Electricité – électronique

  • Electronique de puissance et électronique embarquée
  • Technologies de capteurs
  • Architecture électronique
  • Habilitations
  • Connectivité, télécommunications

Chimie

  • Chimie organique, biologie et polymérisation du CO2 (fixation du CO2)
  • Filtration des polluants
  • Formulation d’élastomères et de polymères

Conception

  • Simulation physique, matériaux électronique
  • Mécanique vibratoire
  • Analyse et gestion du cycle de vie, éco-conception

Technologies de production

  • Automatismes robotique et cobotique
  • Fabrication additive
  • Pilotage de ligne de fabrication
  • Contrôle qualité des réservoirs hydrogène

Economie circulaire

  • Réemploi, remise en état
  • Recyclage (ex : batterie)

A ces compétences techniques s’ajoutent des compétences transversales, qui ne sont pas spécifiques de la construction automobile mais sont de plus en plus recherchées ou valorisées dans la gestion des compétences par les entreprises.

Ces compétences décrivent la capacité, notamment parmi les encadrants, à s’intégrer dans un contexte en évolution radicale et permanente :

  • Adaptation au changement
  • Prise de recul, esprit critique, contribution à la définition et à la conduite du changement
  • Management

Dans ce contexte incertain, les entreprises industrielles de la filière doivent plus que jamais parvenir à recruter les talents leur permettant de poursuivre leur développement vers les nouveaux modes de mobilités dans un contexte particulièrement concurrentiel, non seulement en Europe mais aussi et surtout au niveau mondial.

Les questions de formations et de sécurisation des parcours professionnels, déjà identifiées comme un enjeu particulièrement important lors des études précédentes, sont réaffirmées comme une condition indispensable à la réussite de la transition de la filière auto nationale et, plus largement, de l’industrie en général.

Le challenge des entreprises repose aujourd’hui non seulement sur leur capacité à se positionner sur un secteur stratégique, mais également à s’entourer des compétences essentielles leur permettant de conserver ou même prendre de l’avance sur les technologies.

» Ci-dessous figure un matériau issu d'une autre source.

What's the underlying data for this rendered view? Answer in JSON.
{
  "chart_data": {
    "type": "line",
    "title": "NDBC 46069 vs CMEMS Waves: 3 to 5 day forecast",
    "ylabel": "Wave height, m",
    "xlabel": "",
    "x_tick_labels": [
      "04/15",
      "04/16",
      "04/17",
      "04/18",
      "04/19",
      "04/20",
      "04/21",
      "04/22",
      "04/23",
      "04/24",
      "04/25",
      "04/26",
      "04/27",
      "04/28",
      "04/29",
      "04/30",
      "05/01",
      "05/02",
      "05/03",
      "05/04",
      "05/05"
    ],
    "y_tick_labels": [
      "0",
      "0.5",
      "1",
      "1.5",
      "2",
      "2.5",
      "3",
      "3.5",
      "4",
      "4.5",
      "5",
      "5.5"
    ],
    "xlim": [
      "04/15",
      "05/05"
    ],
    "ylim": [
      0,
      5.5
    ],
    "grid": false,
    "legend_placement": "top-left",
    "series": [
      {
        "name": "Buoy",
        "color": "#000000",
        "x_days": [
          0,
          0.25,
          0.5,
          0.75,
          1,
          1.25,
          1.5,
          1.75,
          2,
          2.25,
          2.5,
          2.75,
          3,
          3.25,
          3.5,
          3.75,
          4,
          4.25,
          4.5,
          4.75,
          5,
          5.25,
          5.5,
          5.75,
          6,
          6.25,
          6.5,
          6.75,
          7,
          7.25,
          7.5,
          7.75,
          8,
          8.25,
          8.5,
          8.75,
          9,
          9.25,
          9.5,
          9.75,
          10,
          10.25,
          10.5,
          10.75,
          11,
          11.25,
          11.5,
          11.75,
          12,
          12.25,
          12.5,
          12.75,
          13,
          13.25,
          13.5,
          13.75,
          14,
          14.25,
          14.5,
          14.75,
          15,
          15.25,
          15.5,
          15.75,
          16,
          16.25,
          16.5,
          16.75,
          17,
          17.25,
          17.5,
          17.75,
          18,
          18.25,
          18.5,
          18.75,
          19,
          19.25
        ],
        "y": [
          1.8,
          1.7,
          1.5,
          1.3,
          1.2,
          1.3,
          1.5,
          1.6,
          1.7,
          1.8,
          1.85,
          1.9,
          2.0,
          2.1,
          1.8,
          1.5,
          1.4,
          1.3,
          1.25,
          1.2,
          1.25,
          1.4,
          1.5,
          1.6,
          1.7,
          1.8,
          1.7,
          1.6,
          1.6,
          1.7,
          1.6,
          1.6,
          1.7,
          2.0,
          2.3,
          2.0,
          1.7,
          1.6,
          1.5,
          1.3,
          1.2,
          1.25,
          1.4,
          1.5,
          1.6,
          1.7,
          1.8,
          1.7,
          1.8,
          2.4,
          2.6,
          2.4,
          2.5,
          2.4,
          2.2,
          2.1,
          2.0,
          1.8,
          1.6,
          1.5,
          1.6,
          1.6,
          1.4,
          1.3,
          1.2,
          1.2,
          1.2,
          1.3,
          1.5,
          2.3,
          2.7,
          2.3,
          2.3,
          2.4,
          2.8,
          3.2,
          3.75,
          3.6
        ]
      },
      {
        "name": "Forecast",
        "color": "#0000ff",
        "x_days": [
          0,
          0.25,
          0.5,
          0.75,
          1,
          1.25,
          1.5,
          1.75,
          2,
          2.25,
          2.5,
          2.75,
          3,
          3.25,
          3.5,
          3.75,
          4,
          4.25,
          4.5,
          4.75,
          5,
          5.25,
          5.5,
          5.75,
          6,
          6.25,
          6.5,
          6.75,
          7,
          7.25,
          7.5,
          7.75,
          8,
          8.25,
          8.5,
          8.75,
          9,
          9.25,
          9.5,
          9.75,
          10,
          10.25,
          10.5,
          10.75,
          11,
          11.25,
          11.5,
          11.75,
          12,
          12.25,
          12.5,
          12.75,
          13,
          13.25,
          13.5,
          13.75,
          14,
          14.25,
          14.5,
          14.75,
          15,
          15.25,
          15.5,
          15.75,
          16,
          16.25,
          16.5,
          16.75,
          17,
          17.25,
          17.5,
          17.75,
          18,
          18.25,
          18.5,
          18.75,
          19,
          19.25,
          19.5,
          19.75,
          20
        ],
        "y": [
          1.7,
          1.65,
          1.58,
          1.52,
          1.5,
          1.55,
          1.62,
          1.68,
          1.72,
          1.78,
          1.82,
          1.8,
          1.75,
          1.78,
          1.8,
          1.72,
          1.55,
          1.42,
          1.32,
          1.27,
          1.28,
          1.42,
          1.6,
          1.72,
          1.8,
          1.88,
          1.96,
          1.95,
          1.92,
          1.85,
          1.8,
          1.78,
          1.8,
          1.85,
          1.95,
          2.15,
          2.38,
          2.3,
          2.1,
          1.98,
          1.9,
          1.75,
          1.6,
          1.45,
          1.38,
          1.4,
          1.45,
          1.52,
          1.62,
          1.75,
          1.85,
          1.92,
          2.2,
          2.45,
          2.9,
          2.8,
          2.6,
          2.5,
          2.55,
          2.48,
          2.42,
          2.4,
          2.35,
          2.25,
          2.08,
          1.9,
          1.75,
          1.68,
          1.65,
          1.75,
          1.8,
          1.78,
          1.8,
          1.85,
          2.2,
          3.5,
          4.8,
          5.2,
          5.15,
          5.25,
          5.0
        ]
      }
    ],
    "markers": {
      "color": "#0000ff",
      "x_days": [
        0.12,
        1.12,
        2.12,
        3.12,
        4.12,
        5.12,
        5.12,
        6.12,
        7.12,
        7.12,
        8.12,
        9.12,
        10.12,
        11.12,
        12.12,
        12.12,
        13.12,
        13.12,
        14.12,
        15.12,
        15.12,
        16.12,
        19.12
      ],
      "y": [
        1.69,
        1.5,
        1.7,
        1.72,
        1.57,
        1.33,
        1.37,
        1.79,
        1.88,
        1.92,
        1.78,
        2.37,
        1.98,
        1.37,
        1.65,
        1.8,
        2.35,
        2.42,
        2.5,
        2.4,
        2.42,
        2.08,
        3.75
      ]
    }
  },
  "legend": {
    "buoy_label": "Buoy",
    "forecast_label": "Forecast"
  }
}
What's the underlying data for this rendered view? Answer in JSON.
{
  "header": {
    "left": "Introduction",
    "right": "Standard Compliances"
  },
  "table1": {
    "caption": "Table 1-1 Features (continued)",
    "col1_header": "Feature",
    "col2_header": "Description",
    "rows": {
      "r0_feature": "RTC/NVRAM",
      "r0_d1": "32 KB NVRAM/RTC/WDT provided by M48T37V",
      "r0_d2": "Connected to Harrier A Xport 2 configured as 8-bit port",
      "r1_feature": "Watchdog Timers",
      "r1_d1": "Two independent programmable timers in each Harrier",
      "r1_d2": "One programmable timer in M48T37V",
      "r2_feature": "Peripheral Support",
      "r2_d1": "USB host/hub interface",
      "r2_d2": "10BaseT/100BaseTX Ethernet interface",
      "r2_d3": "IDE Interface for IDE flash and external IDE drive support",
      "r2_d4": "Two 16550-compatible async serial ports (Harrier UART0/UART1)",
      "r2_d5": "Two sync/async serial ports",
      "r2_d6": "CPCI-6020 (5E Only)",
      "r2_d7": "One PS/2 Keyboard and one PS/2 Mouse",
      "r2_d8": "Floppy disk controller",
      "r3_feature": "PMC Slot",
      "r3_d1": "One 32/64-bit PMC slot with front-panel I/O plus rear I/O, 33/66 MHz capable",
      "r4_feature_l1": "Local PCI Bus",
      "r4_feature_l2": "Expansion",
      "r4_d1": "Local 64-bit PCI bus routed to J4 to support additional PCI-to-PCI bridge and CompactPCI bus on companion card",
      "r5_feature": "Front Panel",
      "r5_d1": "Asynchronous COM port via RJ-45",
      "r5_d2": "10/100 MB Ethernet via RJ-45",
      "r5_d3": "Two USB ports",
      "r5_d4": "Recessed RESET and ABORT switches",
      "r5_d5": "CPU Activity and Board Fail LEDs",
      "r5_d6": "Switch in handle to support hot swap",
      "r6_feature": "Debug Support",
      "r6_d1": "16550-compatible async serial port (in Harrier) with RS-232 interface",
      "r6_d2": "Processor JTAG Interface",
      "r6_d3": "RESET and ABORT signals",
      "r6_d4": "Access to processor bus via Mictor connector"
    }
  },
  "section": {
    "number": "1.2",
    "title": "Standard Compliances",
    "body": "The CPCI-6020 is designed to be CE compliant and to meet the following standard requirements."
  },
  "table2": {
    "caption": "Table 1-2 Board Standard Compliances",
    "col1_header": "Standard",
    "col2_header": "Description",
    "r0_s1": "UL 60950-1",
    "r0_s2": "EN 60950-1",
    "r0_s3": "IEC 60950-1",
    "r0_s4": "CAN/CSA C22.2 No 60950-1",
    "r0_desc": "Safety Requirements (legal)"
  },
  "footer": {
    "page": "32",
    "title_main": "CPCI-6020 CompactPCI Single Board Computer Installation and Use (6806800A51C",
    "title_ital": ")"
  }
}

Si de prime abord la situation peut paraître défaitiste, comme dans toute transformation, le corolaire de chaque difficulté est qu’elle apporte également de formidables opportunités. Une chance pour des jeunes et moins jeunes désireux de contribuer au développement d’une mobilité plus verte, plus vertueuse et plus éco-responsable, de découvrir des métiers de passion, de s’épanouir et de contribuer à transformer les métiers de l’automobile et de la mobilité de demain. C’est bien les compétences et les complémentarités de toutes et de tous qui permettront à cette filière de se réinventer et de sortir grandie et renforcée de cette période mouvementée. Les Campus des Métiers et des Qualifications et plus particulièrement en région Auvergne Rhône Alpes  les CMQ Auto’Mobilités et Smart Energy Systems sont des relais privilégiés pour identifier les formations qui intègrent ces enjeux.